八年来,保尔第一次不担任任何工作,有这么多的空闲时间。他像一个刚刚入门的学生,如饥似渴地读着书,每天读十八个小时。长此以往,他的健康会受到多大的危害,就难说了。幸好有一天,达雅像是随便告诉他:“我把柜子搬开了,通你房间的门已经可以打开。你有什么事要找我谈,可以走这个门,不用再穿过廖莉娅的房间了。”
保尔的脸上露出了光彩。达雅高兴地浅浅一笑——他们的结合成功了。
从此,老头子半夜里再也看不到厢房的窗户透出灯光,母亲开始发现达雅眼神里有掩饰不住的欢乐。她的两只眼睛被内心的火烧得亮晶晶的,眼睛下面隐约现出两块暗影——这是不眠之夜的结果。这座不大的住宅里,经常可以听到吉他的琴声和达雅的歌声了。
这个获得了欢乐的女人也常常感到苦恼,她觉得自己的爱情好像是偷来的。有一点响动,她就要哆嗦一下,总觉得是母亲的脚步声。她老是担心,万一有人问她为什么每天晚上要把房门扣上,她该怎么回答呢。保尔看出了她的心情,温柔地安慰她说:“你怕什么呢?仔细分析起来,你我就是这里的主人。放心睡吧。谁也没有权力干涉咱们的生活。”
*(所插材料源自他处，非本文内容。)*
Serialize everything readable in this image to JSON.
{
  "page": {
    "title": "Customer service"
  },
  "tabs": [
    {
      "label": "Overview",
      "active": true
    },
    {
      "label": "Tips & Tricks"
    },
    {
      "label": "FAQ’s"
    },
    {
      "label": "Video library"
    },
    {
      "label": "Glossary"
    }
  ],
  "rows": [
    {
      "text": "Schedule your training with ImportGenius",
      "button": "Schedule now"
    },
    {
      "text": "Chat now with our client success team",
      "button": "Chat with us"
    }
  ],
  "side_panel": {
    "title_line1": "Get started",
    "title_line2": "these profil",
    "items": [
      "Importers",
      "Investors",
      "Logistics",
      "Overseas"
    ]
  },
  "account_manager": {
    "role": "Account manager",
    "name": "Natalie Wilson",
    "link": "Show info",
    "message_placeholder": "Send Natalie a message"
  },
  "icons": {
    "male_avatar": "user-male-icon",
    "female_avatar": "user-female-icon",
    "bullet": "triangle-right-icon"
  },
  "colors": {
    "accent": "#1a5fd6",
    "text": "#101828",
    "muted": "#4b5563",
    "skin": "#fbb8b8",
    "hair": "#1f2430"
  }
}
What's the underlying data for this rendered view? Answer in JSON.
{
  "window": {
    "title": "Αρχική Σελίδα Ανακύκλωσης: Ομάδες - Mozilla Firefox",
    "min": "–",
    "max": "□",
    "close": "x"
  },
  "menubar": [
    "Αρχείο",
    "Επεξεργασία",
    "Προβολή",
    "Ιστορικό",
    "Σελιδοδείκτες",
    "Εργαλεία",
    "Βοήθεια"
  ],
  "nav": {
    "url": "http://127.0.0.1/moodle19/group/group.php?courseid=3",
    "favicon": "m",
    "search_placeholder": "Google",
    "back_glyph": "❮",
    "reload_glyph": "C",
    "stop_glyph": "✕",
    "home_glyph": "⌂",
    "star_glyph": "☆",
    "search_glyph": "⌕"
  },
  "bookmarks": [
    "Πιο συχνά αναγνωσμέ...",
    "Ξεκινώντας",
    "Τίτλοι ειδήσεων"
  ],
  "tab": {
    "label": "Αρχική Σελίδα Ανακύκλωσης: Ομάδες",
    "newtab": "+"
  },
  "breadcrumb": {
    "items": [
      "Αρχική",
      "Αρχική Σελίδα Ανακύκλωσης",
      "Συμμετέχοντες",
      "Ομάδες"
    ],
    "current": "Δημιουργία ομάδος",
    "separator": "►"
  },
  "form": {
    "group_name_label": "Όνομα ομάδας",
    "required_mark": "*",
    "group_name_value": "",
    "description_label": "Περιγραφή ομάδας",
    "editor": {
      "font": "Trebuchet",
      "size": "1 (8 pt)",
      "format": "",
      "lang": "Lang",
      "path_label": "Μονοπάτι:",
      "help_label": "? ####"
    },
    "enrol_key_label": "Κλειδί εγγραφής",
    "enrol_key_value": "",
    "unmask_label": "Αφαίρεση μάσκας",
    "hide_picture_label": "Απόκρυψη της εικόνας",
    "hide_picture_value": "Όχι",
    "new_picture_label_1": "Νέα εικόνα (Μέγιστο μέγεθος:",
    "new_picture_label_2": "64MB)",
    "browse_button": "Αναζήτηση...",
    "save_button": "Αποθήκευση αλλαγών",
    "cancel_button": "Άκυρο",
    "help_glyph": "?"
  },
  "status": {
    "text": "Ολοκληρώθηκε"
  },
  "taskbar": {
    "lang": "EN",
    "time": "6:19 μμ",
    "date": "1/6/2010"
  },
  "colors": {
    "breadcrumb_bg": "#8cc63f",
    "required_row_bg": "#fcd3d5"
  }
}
达雅脸贴着爱人的胸脯,搂着他,安心地睡着了。保尔久久地听着她的呼吸,一动也不动,生怕惊醒她的甜梦。他对这个把一生托付给他的少女,充满了深切的柔情。
达雅的眼睛近来总是那样明亮,第一个知道这个原因的,是廖莉娅,从此,姐妹俩就疏远了。不久,母亲也知道了,确切些说,是猜到了。她警觉起来,没有想到保尔会这样。有一次,她对廖莉娅说:“达尤莎配不上他。这么下去会有什么结果呢?”
她忧心忡忡,却又没有勇气同保尔谈谈。
青年们开始来找保尔。小房间有时挤得满满的。蜂群一样的嗡嗡声不时传到老头子耳朵里。他们常常齐声歌唱:
我们的大海一片荒凉,
日日夜夜不停地喧嚷……
有时候唱保尔喜爱的歌:
泪水洒遍茫茫大地……
这是工人党员积极分子小组在集会,保尔写信要求担负一点宣传工作,党委就把这个小组交给了他。保尔的日子就是这样度过的。
保尔双手重新把住了舵轮,生活的巨轮几经周折,又朝着新的目的地驶去。他的目标是通过学习,通过文学,重返战斗行列。
但是,生活给他设置了一个又一个障碍,每次遇到波折,他都不安地想:这回对他达到目的地,不知道会有多大影响。
突然,那个考大学不走运的乔治带着老婆从莫斯科回来了。他住在革命前当过律师的岳父家里,不断回来刮他母亲的钱。
乔治一回来,家庭关系更加恶化了。他毫不犹豫地站在父亲一边,并且同那个敌视苏维埃政权的岳父一家串通一气,施展阴谋诡计,一心要把保尔从家里轰出去,把达雅夺回来。
乔治回来以后两个星期,廖莉娅在邻区找到了工作,带着母亲和儿子搬走了。保尔和达雅也搬到很远的一个滨海小城去了。
半年过去了。国家开始进行伟大的工程。社会主义已经到了现实生活的门槛前面,正由理想变成人类智慧和双手创造的庞然巨物。这座空前宏伟壮观的大厦正在奠定它的钢筋混凝土的地基。
“钢、铁、煤”这三个有魔力的词越来越多地出现在进行伟大建设的国家的报纸上。
“要么我们跑完这段距离,赶上技术发达的资本主义国家,用最短的时间,也建立起自己强大的工业,使我们在技术方面不依赖于资本主义世界,要么我们就被踩死,因为没有钢、铁、煤,不要说建成社会主义,就是保住正在进行社会主义建设的国家,也是办不到的。”党通过领袖之口这样告诉全国人民,于是全国出现了为钢铁而战的空前热潮,人们迸发出来的巨大激情世所未见。“速度”这个词也发出了热烈的行动号召。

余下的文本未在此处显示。